Pearl buttons and buckles from a Muscatine, IA button factory
Pearl buttons and buckles from a Muscatine, IA button factory.
One of my aunts gave me several small pearl buttons to use - at the time I planned to make dolls and use the buttons for doll clothing, but now most of the buttons are finding their way onto my wall quilt and textile projects. The pearl buttons come from Muscatine, Iowa, and were from the button factories which had closed down. They once made pearl buttons from clam shells sourced from the Mississippi river there. I have always loved the pearl buttons.



Here is a photo of buttons I bought recently (this week!):
 


New Buttons!
I couldn't resist the small parrott buttons - looking at the large assortment of buttons at my  fabric store, I know I could get into some serious trouble "collecting" buttons! I will have to limit my button excursions there.

I have usually only purchased used or old buttons (some are old and still unused on button cards) from thrift, antique stores and garage sales, though I can see there are many beautiful new buttons available now.

You can also buy great button assortments for embellishing your projects - one of my favorite catalogs is Home Sew, Inc., and Newark Dressmaker Supply. They have a great assortment of other sewing notions and supplies, as well. Their website is: www.homesew.com.

               
1970s children's animal buttons - plastic
If you are looking for inspiration for a project, you could design a quilt to display your favorite buttons - or use your buttons to add special embellishments to your projects.

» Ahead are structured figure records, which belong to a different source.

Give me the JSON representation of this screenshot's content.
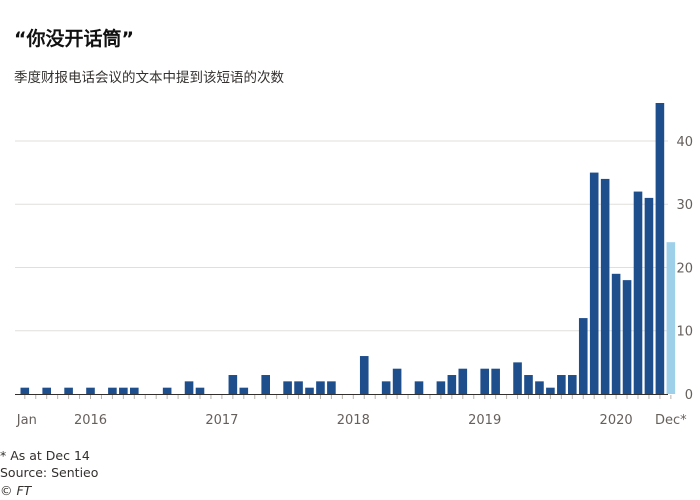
{
  "title": "“你没开话筒”",
  "subtitle": "季度财报电话会议的文本中提到该短语的次数",
  "footnote": "* As at Dec 14",
  "source": "Source: Sentieo",
  "copyright": "© FT",
  "colors": {
    "bar": "#1f4e8c",
    "bar_partial": "#9fd0ea",
    "grid": "#e2dfdb",
    "axis": "#33302e"
  },
  "chart_data": {
    "type": "bar",
    "values": [
      1,
      0,
      1,
      0,
      1,
      0,
      1,
      0,
      1,
      1,
      1,
      0,
      0,
      1,
      0,
      2,
      1,
      0,
      0,
      3,
      1,
      0,
      3,
      0,
      2,
      2,
      1,
      2,
      2,
      0,
      0,
      6,
      0,
      2,
      4,
      0,
      2,
      0,
      2,
      3,
      4,
      0,
      4,
      4,
      0,
      5,
      3,
      2,
      1,
      3,
      3,
      12,
      35,
      34,
      19,
      18,
      32,
      31,
      46,
      24
    ],
    "partial_index": 59,
    "ylim": [
      0,
      46
    ],
    "yticks": [
      0,
      10,
      20,
      30,
      40
    ],
    "xtick_labels": [
      {
        "label": "Jan",
        "index": 0
      },
      {
        "label": "2016",
        "index": 6
      },
      {
        "label": "2017",
        "index": 18
      },
      {
        "label": "2018",
        "index": 30
      },
      {
        "label": "2019",
        "index": 42
      },
      {
        "label": "2020",
        "index": 54
      },
      {
        "label": "Dec*",
        "index": 59
      }
    ],
    "grid": true,
    "xlabel": "",
    "ylabel": ""
  }
}
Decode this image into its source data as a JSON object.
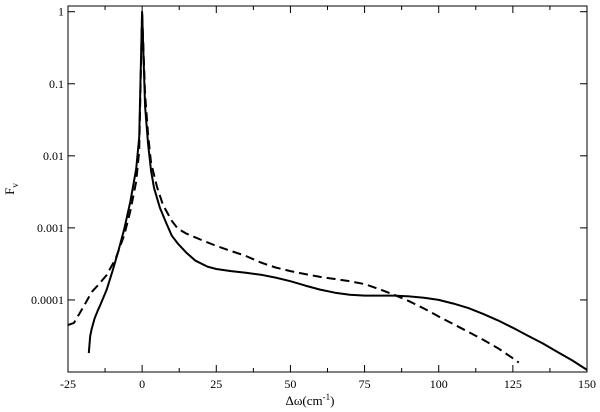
{
  "chart_data": {
    "type": "line",
    "xlabel": "Δω(cm",
    "xlabel_sup": "-1",
    "xlabel_tail": ")",
    "ylabel": "F",
    "ylabel_sub": "v",
    "xlim": [
      -25,
      150
    ],
    "ylim": [
      1e-05,
      1.2
    ],
    "yscale": "log",
    "grid": false,
    "x_ticks": [
      -25,
      0,
      25,
      50,
      75,
      100,
      125,
      150
    ],
    "x_tick_labels": [
      "-25",
      "0",
      "25",
      "50",
      "75",
      "100",
      "125",
      "150"
    ],
    "y_ticks": [
      0.0001,
      0.001,
      0.01,
      0.1,
      1
    ],
    "y_tick_labels": [
      "0.0001",
      "0.001",
      "0.01",
      "0.1",
      "1"
    ],
    "series": [
      {
        "style": "solid",
        "color": "#000000",
        "x": [
          -18,
          -17.5,
          -17,
          -16,
          -15,
          -14,
          -12,
          -10,
          -8,
          -6,
          -4,
          -2,
          -1,
          0,
          1,
          2,
          3,
          4,
          6,
          8,
          10,
          12,
          15,
          18,
          22,
          25,
          30,
          35,
          40,
          45,
          50,
          55,
          60,
          65,
          70,
          75,
          80,
          85,
          90,
          95,
          100,
          105,
          110,
          115,
          120,
          125,
          130,
          135,
          140,
          145,
          150
        ],
        "y": [
          1.83e-05,
          3.16e-05,
          3.98e-05,
          5.6e-05,
          7.1e-05,
          8.7e-05,
          0.000138,
          0.000251,
          0.00048,
          0.00097,
          0.0023,
          0.0066,
          0.018,
          1,
          0.048,
          0.0145,
          0.0063,
          0.0036,
          0.0019,
          0.0012,
          0.00078,
          0.00061,
          0.00045,
          0.00035,
          0.00029,
          0.000269,
          0.000251,
          0.000238,
          0.000224,
          0.000204,
          0.000182,
          0.000158,
          0.000139,
          0.000126,
          0.000118,
          0.000115,
          0.000115,
          0.000115,
          0.000112,
          0.000107,
          0.0001,
          8.9e-05,
          7.7e-05,
          6.4e-05,
          5.2e-05,
          4.1e-05,
          3.2e-05,
          2.5e-05,
          1.9e-05,
          1.45e-05,
          1.07e-05
        ]
      },
      {
        "style": "dashed",
        "color": "#000000",
        "x": [
          -25,
          -23,
          -21,
          -19,
          -17,
          -15,
          -12,
          -9,
          -6,
          -4,
          -2,
          -1,
          0,
          1,
          2,
          3,
          5,
          7,
          10,
          12,
          15,
          20,
          25,
          30,
          35,
          40,
          45,
          50,
          55,
          60,
          65,
          70,
          75,
          80,
          85,
          90,
          95,
          100,
          105,
          110,
          115,
          120,
          125,
          127
        ],
        "y": [
          4.47e-05,
          4.8e-05,
          6.6e-05,
          9.2e-05,
          0.000129,
          0.000158,
          0.000221,
          0.00037,
          0.0008,
          0.0017,
          0.0044,
          0.0117,
          1,
          0.071,
          0.0195,
          0.0081,
          0.0037,
          0.0021,
          0.00125,
          0.00098,
          0.00083,
          0.00068,
          0.000562,
          0.000478,
          0.000407,
          0.000331,
          0.000282,
          0.000251,
          0.000228,
          0.000209,
          0.000195,
          0.000182,
          0.000166,
          0.000141,
          0.000118,
          9.6e-05,
          7.6e-05,
          5.9e-05,
          4.6e-05,
          3.6e-05,
          2.8e-05,
          2.14e-05,
          1.55e-05,
          1.35e-05
        ]
      }
    ]
  }
}
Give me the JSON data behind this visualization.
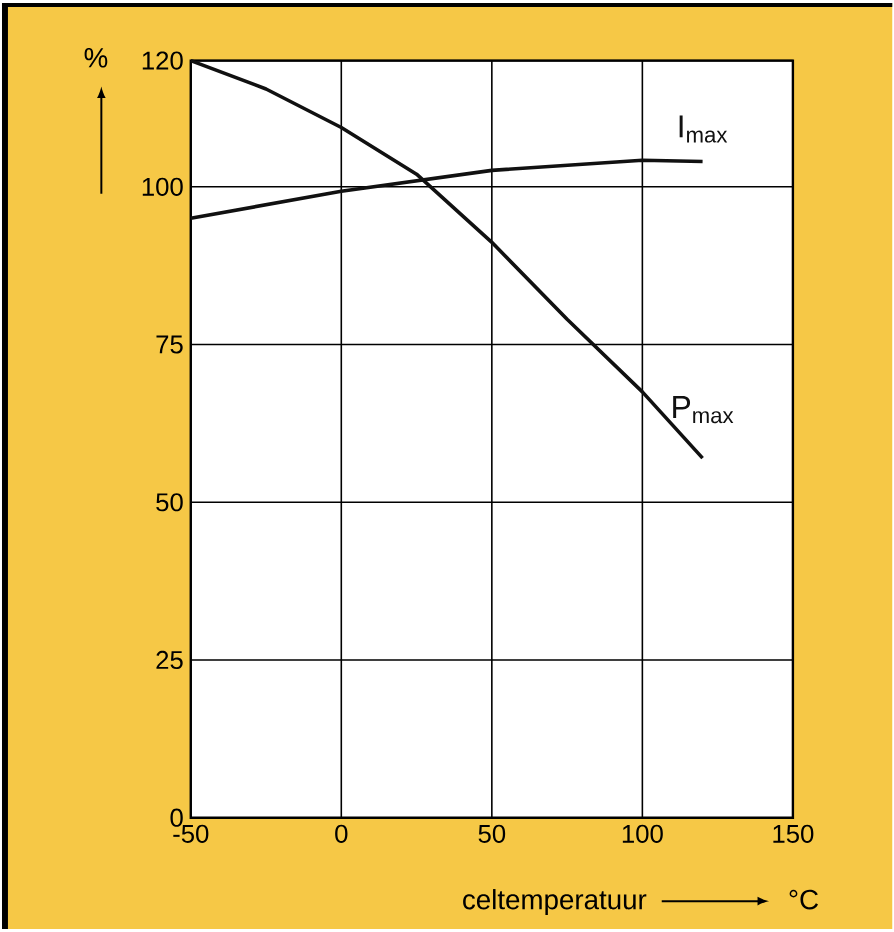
{
  "chart_data": {
    "type": "line",
    "ylabel": "%",
    "xlabel": "celtemperatuur",
    "annotations": [
      "°C"
    ],
    "xlim": [
      -50,
      150
    ],
    "xticks": [
      -50,
      0,
      50,
      100,
      150
    ],
    "ylim": [
      0,
      120
    ],
    "yticks": [
      0,
      25,
      50,
      75,
      100,
      120
    ],
    "grid": true,
    "series": [
      {
        "name": "I$_{max}$",
        "color": "#111111",
        "x": [
          -50,
          0,
          50,
          100,
          120
        ],
        "values": [
          95,
          99.3,
          102.6,
          104.2,
          104
        ]
      },
      {
        "name": "P$_{max}$",
        "color": "#111111",
        "x": [
          -50,
          -25,
          0,
          25,
          50,
          75,
          100,
          120
        ],
        "values": [
          120,
          115.5,
          109.4,
          102,
          91.2,
          79,
          67.5,
          57
        ]
      }
    ]
  }
}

I have an assortment of Cracker Jack toys I've collected, that I've thought would be nice displayed on a quilt, but that is a topic for another day...


                                                      1970s animal buttons from a good friend - I used them on a sweater, now they are waiting to be repurposed - too cute to throw away!
                            

Assortment of old buttonsCelluoid buttons
 On the left - a few more buttons from my collection - on the right - Celluloid buttons.